On Wednesday we all took turns laying by her head, her feet and holding every part of her body as we prayed for her to pass. She was no longer wearing her oxygen and she was struggling to breathe. I kept suctioning her to try and help with the secretions but her body was shutting down. At some point on Wednesday early evening her soul left her body. I don’t know the exact moment but I just know that when Tabitha and I slept with her that night, we couldn’t feel her. It wasn’t like it had been the prior nights when I slept next to her, clinging to every ounce of her being. As we watched her struggle to breathe I sent a text to my family in the morning telling them, “her soul is already gone but her body has not finished the process yet.” I hit send, I looked over at her and she took her last breath at 8:18am. She was gone.
I called the hospice nurse and let her know and she showed up a half an hour later with an amazing art project for us. She brought a canvas and some paints. We all gathered around Tiara’s bed and took her hand print, the one in blue, centered in the middle. We then each layered our own print over and around hers in a different color. Mine was fushia, Louie/green, Tabitha/orange, Trinity/aqua, Grandma Cindy/ lavender, Grandpa Jack/ blue, Nana/black, Auntie Heathie/ gold, Uncle Chris/ yellow, Cousin Indy/ pink, Cousin Izzy/ navy and her favorite Cousin Harry/ red.
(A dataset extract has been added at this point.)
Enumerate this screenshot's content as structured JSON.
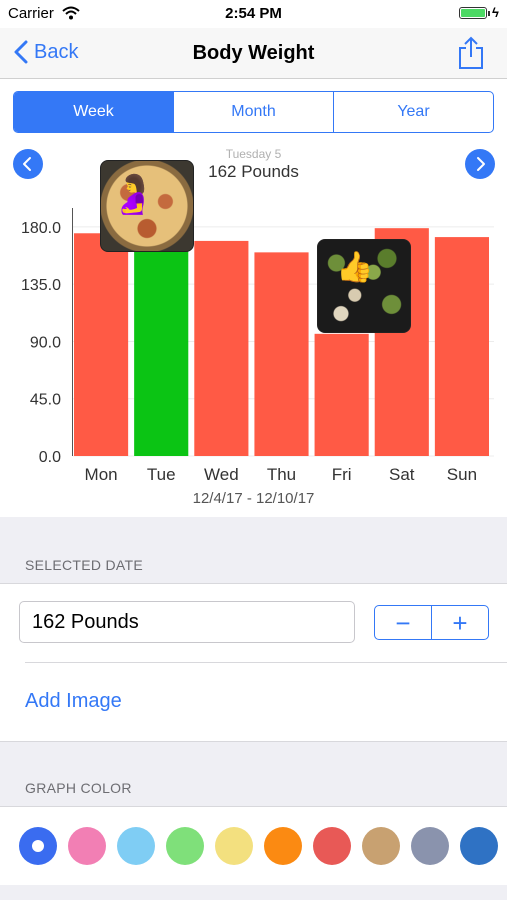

We celebrated a mass for her at our Church on Wednesday, January 21, 2015 and the church was full. I think nearly 400 people showed up to support Tiara and our family. It was truly incredible. I gave the eulogy which was my final gift to her and then we buried her in the coolest turquoise casket you have ever seen at Pacific View Memorial Park in Corona del Mar. Louie and I already bought the space next to her grave so we will be buried with her when it is our time to see her again in heaven.
Rest in peace beautiful girl. I know you are in a better place.